To find out to what extent our bodies adapt movement based on real-time physiological inputs, the researchers had participants walk while wearing a robotic exoskeleton around their legs. The exoskeleton let the researchers make walking in their normal gait harder for participants. They did this by putting pressure on the participants’ knees during normal walking, then eased the resistance during other types of walking.

"We think of our experiment like dropping someone into a new world with all new rules," lead author Jessica Selinger said. "Any walking strategies that may have developed over evolutionary or developmental timescales are now obsolete in this new world."

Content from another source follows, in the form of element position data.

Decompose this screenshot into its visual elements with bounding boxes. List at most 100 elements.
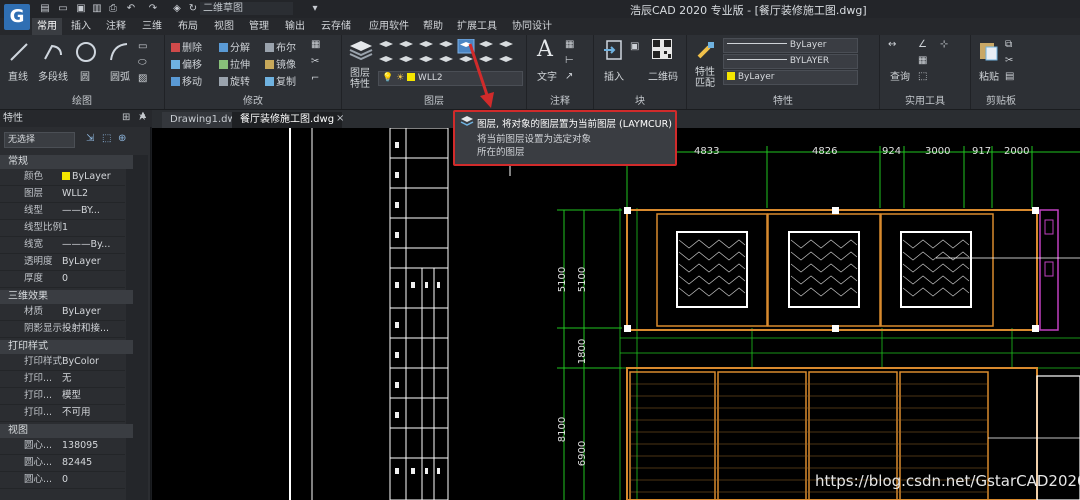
property-value[interactable]: ByLayer — [62, 169, 124, 185]
rectangle-icon[interactable]: ▭ — [138, 41, 147, 52]
tab-output[interactable]: 输出 — [280, 18, 310, 35]
tab-layout[interactable]: 布局 — [173, 18, 203, 35]
tab-apps[interactable]: 应用软件 — [364, 18, 414, 35]
open-file-icon[interactable]: ▭ — [56, 2, 70, 15]
array-icon[interactable]: ▦ — [311, 39, 320, 50]
arc-button-label[interactable]: 圆弧 — [110, 68, 130, 83]
refresh-icon[interactable]: ↻ — [186, 2, 200, 15]
property-value[interactable]: 138095 — [62, 438, 124, 454]
property-value[interactable]: 0 — [62, 472, 124, 488]
property-row[interactable]: 线型 ——BY... — [0, 203, 125, 220]
property-row[interactable]: 颜色 ByLayer — [0, 169, 125, 186]
ellipse-icon[interactable]: ⬭ — [138, 57, 147, 68]
property-value[interactable]: 82445 — [62, 455, 124, 471]
property-value[interactable]: 投射和接... — [62, 321, 124, 337]
line-icon[interactable] — [8, 41, 30, 63]
tab-annotate[interactable]: 注释 — [101, 18, 131, 35]
property-value[interactable]: 不可用 — [62, 405, 124, 421]
select-all-icon[interactable]: ⬚ — [918, 71, 927, 82]
tab-restaurant-dwg[interactable]: 餐厅装修施工图.dwg — [232, 112, 343, 128]
undo-icon[interactable]: ↶ — [124, 2, 138, 15]
calculator-icon[interactable]: ▦ — [918, 55, 927, 66]
angle-icon[interactable]: ∠ — [918, 39, 927, 50]
copy-with-base-icon[interactable]: ▤ — [1005, 71, 1014, 82]
linetype-dropdown[interactable]: ByLayer — [723, 38, 858, 53]
erase-button[interactable]: 删除 — [171, 39, 202, 54]
selection-dropdown[interactable]: 无选择 — [4, 132, 75, 148]
property-value[interactable]: 0 — [62, 271, 124, 287]
new-file-icon[interactable]: ▤ — [38, 2, 52, 15]
print-icon[interactable]: ⎙ — [106, 2, 120, 15]
customize-quick-access-icon[interactable]: ▾ — [308, 2, 322, 15]
quick-select-icon[interactable]: ⇲ — [86, 133, 94, 144]
save-icon[interactable]: ▣ — [74, 2, 88, 15]
query-label[interactable]: 查询 — [890, 68, 910, 83]
property-value[interactable]: 模型 — [62, 388, 124, 404]
property-row[interactable]: 线型比例 1 — [0, 220, 125, 237]
hatch-icon[interactable]: ▨ — [138, 73, 147, 84]
property-row[interactable]: 打印... 模型 — [0, 388, 125, 405]
polyline-button-label[interactable]: 多段线 — [38, 68, 68, 83]
property-row[interactable]: 线宽 ———By... — [0, 237, 125, 254]
property-row[interactable]: 圆心... 0 — [0, 472, 125, 489]
circle-icon[interactable] — [75, 41, 97, 63]
fillet-icon[interactable]: ⌐ — [311, 73, 319, 84]
property-section-header[interactable]: 常规 — [0, 155, 133, 169]
tab-manage[interactable]: 管理 — [244, 18, 274, 35]
text-label[interactable]: 文字 — [537, 68, 557, 83]
measure-icon[interactable]: ↔ — [888, 39, 896, 50]
collapse-arrow-icon[interactable]: ▲ — [140, 110, 146, 119]
copy-clip-icon[interactable]: ⧉ — [1005, 39, 1012, 50]
redo-icon[interactable]: ↷ — [146, 2, 160, 15]
qrcode-icon[interactable] — [652, 39, 672, 59]
boolean-button[interactable]: 布尔 — [265, 39, 296, 54]
coordinate-icon[interactable]: ⊹ — [940, 39, 948, 50]
layer-tool-icons[interactable] — [378, 38, 523, 69]
property-value[interactable]: 1 — [62, 220, 124, 236]
tab-cloud[interactable]: 云存储 — [316, 18, 356, 35]
property-value[interactable]: ———By... — [62, 237, 124, 253]
tab-help[interactable]: 帮助 — [418, 18, 448, 35]
create-block-icon[interactable]: ▣ — [630, 41, 639, 52]
dimension-icon[interactable]: ⊢ — [565, 55, 574, 66]
line-button-label[interactable]: 直线 — [8, 68, 28, 83]
save-as-icon[interactable]: ▥ — [90, 2, 104, 15]
property-row[interactable]: 图层 WLL2 — [0, 186, 125, 203]
property-row[interactable]: 打印... 不可用 — [0, 405, 125, 422]
cut-icon[interactable]: ✂ — [1005, 55, 1013, 66]
mirror-button[interactable]: 镜像 — [265, 56, 296, 71]
select-objects-icon[interactable]: ⬚ — [102, 133, 111, 144]
property-row[interactable]: 打印... 无 — [0, 371, 125, 388]
paste-label[interactable]: 粘贴 — [979, 68, 999, 83]
leader-icon[interactable]: ↗ — [565, 71, 573, 82]
match-properties-label[interactable]: 特性 匹配 — [695, 67, 715, 89]
property-row[interactable]: 厚度 0 — [0, 271, 125, 288]
property-section-header[interactable]: 三维效果 — [0, 290, 133, 304]
color-dropdown[interactable]: ByLayer — [723, 70, 858, 85]
text-icon[interactable]: A — [537, 37, 553, 62]
property-row[interactable]: 透明度 ByLayer — [0, 254, 125, 271]
move-button[interactable]: 移动 — [171, 73, 202, 88]
property-section-header[interactable]: 打印样式 — [0, 340, 133, 354]
insert-label[interactable]: 插入 — [604, 68, 624, 83]
property-value[interactable]: WLL2 — [62, 186, 124, 202]
pin-icon[interactable]: ⊞ — [122, 112, 130, 123]
property-value[interactable]: ——BY... — [62, 203, 124, 219]
tab-home[interactable]: 常用 — [32, 18, 62, 35]
property-row[interactable]: 打印样式 ByColor — [0, 354, 125, 371]
offset-button[interactable]: 偏移 — [171, 56, 202, 71]
property-row[interactable]: 材质 ByLayer — [0, 304, 125, 321]
workspace-select[interactable]: 二维草图 — [200, 2, 293, 15]
rotate-button[interactable]: 旋转 — [219, 73, 250, 88]
property-section-header[interactable]: 视图 — [0, 424, 133, 438]
property-value[interactable]: 无 — [62, 371, 124, 387]
tab-insert[interactable]: 插入 — [66, 18, 96, 35]
arc-icon[interactable] — [108, 41, 130, 63]
property-value[interactable]: ByColor — [62, 354, 124, 370]
insert-block-icon[interactable] — [602, 39, 624, 61]
copy-button[interactable]: 复制 — [265, 73, 296, 88]
polyline-icon[interactable] — [42, 41, 64, 63]
property-row[interactable]: 阴影显示 投射和接... — [0, 321, 125, 338]
paste-icon[interactable] — [977, 39, 999, 61]
drawing-canvas[interactable]: 4833 4826 924 3000 917 2000 5100 5100 18… — [152, 128, 1080, 500]
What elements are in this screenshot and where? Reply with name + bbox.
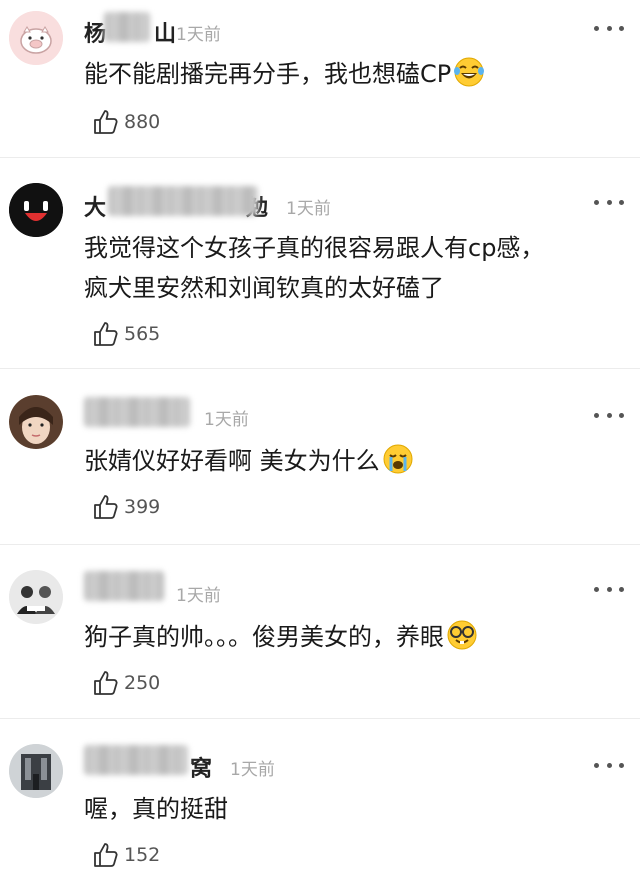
crying-emoji	[383, 444, 413, 474]
like-count: 565	[124, 323, 161, 345]
timestamp: 1天前	[176, 25, 221, 45]
timestamp: 1天前	[176, 586, 221, 606]
more-dots-icon[interactable]	[594, 409, 624, 421]
like-count: 152	[124, 844, 161, 866]
comment-feed: 杨 山 1天前 能不能剧播完再分手，我也想磕CP 880 大 1天前 我觉得这个女…	[0, 0, 640, 877]
username-prefix: 大	[84, 196, 107, 221]
girl-portrait-avatar-icon	[9, 395, 63, 449]
more-dots-icon[interactable]	[594, 22, 624, 34]
like-button[interactable]: 250	[92, 669, 160, 697]
avatar[interactable]	[9, 744, 63, 798]
avatar[interactable]	[9, 570, 63, 624]
like-button[interactable]: 880	[92, 108, 160, 136]
group-photo-avatar-icon	[9, 570, 63, 624]
avatar[interactable]	[9, 395, 63, 449]
redacted-username-blur	[84, 745, 188, 775]
like-count: 399	[124, 496, 161, 518]
laughing-tears-emoji	[454, 57, 485, 87]
like-button[interactable]: 152	[92, 841, 160, 869]
like-button[interactable]: 399	[92, 493, 160, 521]
redacted-username-blur	[84, 571, 164, 601]
like-button[interactable]: 565	[92, 320, 160, 348]
avatar[interactable]	[9, 11, 63, 65]
comment-text: 喔，真的挺甜	[84, 789, 228, 829]
comment-item: 窝 1天前 喔，真的挺甜 152	[0, 719, 640, 877]
building-photo-avatar-icon	[9, 744, 63, 798]
timestamp: 1天前	[204, 410, 249, 430]
redacted-username-blur	[104, 12, 150, 42]
more-dots-icon[interactable]	[594, 583, 624, 595]
thumbs-up-icon	[94, 495, 118, 519]
like-count: 250	[124, 672, 161, 694]
comment-text: 能不能剧播完再分手，我也想磕CP	[84, 54, 485, 94]
comment-item: 1天前 狗子真的帅。。。俊男美女的，养眼 250	[0, 545, 640, 719]
comment-text: 狗子真的帅。。。俊男美女的，养眼	[84, 617, 478, 657]
comment-text: 我觉得这个女孩子真的很容易跟人有cp感， 疯犬里安然和刘闻钦真的太好磕了	[84, 228, 544, 308]
comment-line: 喔，真的挺甜	[84, 795, 228, 823]
pig-avatar-icon	[9, 11, 63, 65]
black-face-avatar-icon	[9, 183, 63, 237]
comment-text: 张婧仪好好看啊 美女为什么	[84, 441, 414, 481]
comment-item: 大勉 1天前 我觉得这个女孩子真的很容易跟人有cp感， 疯犬里安然和刘闻钦真的太…	[0, 158, 640, 369]
username-prefix: 杨	[84, 22, 107, 47]
comment-line: 我觉得这个女孩子真的很容易跟人有cp感，	[84, 234, 545, 262]
comment-line: 能不能剧播完再分手，我也想磕CP	[84, 60, 452, 88]
avatar[interactable]	[9, 183, 63, 237]
comment-line: 疯犬里安然和刘闻钦真的太好磕了	[84, 274, 444, 302]
username-suffix: 山	[154, 22, 177, 47]
like-count: 880	[124, 111, 161, 133]
timestamp: 1天前	[230, 760, 275, 780]
timestamp: 1天前	[286, 199, 331, 219]
comment-line: 张婧仪好好看啊 美女为什么	[84, 447, 380, 475]
thumbs-up-icon	[94, 110, 118, 134]
more-dots-icon[interactable]	[594, 196, 624, 208]
redacted-username-blur	[84, 397, 190, 427]
thumbs-up-icon	[94, 671, 118, 695]
username-suffix: 窝	[190, 757, 213, 782]
more-dots-icon[interactable]	[594, 759, 624, 771]
comment-line: 狗子真的帅。。。俊男美女的，养眼	[84, 623, 444, 651]
redacted-username-blur	[108, 186, 258, 216]
thumbs-up-icon	[94, 843, 118, 867]
thumbs-up-icon	[94, 322, 118, 346]
nerd-glasses-emoji	[447, 620, 477, 650]
comment-item: 1天前 张婧仪好好看啊 美女为什么 399	[0, 369, 640, 545]
comment-item: 杨 山 1天前 能不能剧播完再分手，我也想磕CP 880	[0, 0, 640, 158]
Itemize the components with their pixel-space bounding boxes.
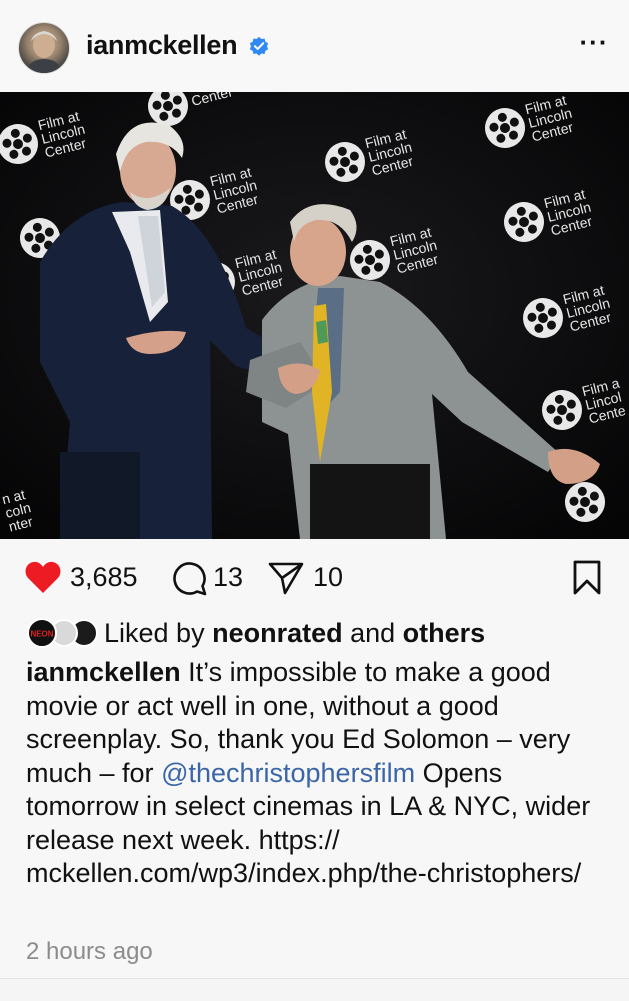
shares-count[interactable]: 10	[313, 562, 343, 593]
liked-by-text: Liked by neonrated and others	[104, 618, 486, 648]
photo-illustration: Film at Lincoln Center LincolnCenter Fil…	[0, 92, 629, 539]
comment-icon[interactable]	[171, 560, 207, 596]
liked-by-row[interactable]: NEON Liked by neonrated and others	[26, 614, 616, 654]
post-timestamp: 2 hours ago	[26, 938, 153, 965]
post-caption: ianmckellen It’s impossible to make a go…	[26, 656, 611, 891]
comments-count[interactable]: 13	[213, 562, 243, 593]
avatar[interactable]	[18, 22, 70, 74]
bookmark-icon[interactable]	[572, 560, 602, 596]
likes-count[interactable]: 3,685	[70, 562, 138, 593]
heart-icon[interactable]	[24, 560, 62, 594]
verified-badge-icon	[249, 36, 269, 56]
post-header: ianmckellen ···	[0, 0, 629, 92]
post-username[interactable]: ianmckellen	[86, 30, 238, 61]
action-bar: 3,685 13 10	[0, 548, 629, 608]
more-options-icon[interactable]: ···	[578, 29, 610, 62]
post-photo[interactable]: Film at Lincoln Center LincolnCenter Fil…	[0, 92, 629, 539]
bottom-nav-bar	[0, 978, 629, 1001]
send-icon[interactable]	[268, 560, 304, 596]
svg-text:NEON: NEON	[30, 630, 53, 639]
caption-mention[interactable]: @thechristophersfilm	[161, 758, 415, 788]
liked-by-others[interactable]: others	[403, 618, 486, 648]
liked-by-avatars: NEON	[27, 618, 98, 648]
caption-username[interactable]: ianmckellen	[26, 657, 181, 687]
liked-by-user[interactable]: neonrated	[212, 618, 343, 648]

This weird way of walking allowed the researchers to determine whether or not we can sense and optimize the cost of movement in real time. Since our body is awesome, they found out that we can. The participants adjusted their step frequency to find a new energetic optimum within minutes of the researchers changing their walking. People even did this when the energy differential was minimal — less than 5 percent.

The study concluded that the energetic costs of our activities aren't just an outcome of our movements, but play a central role in continuously shaping them.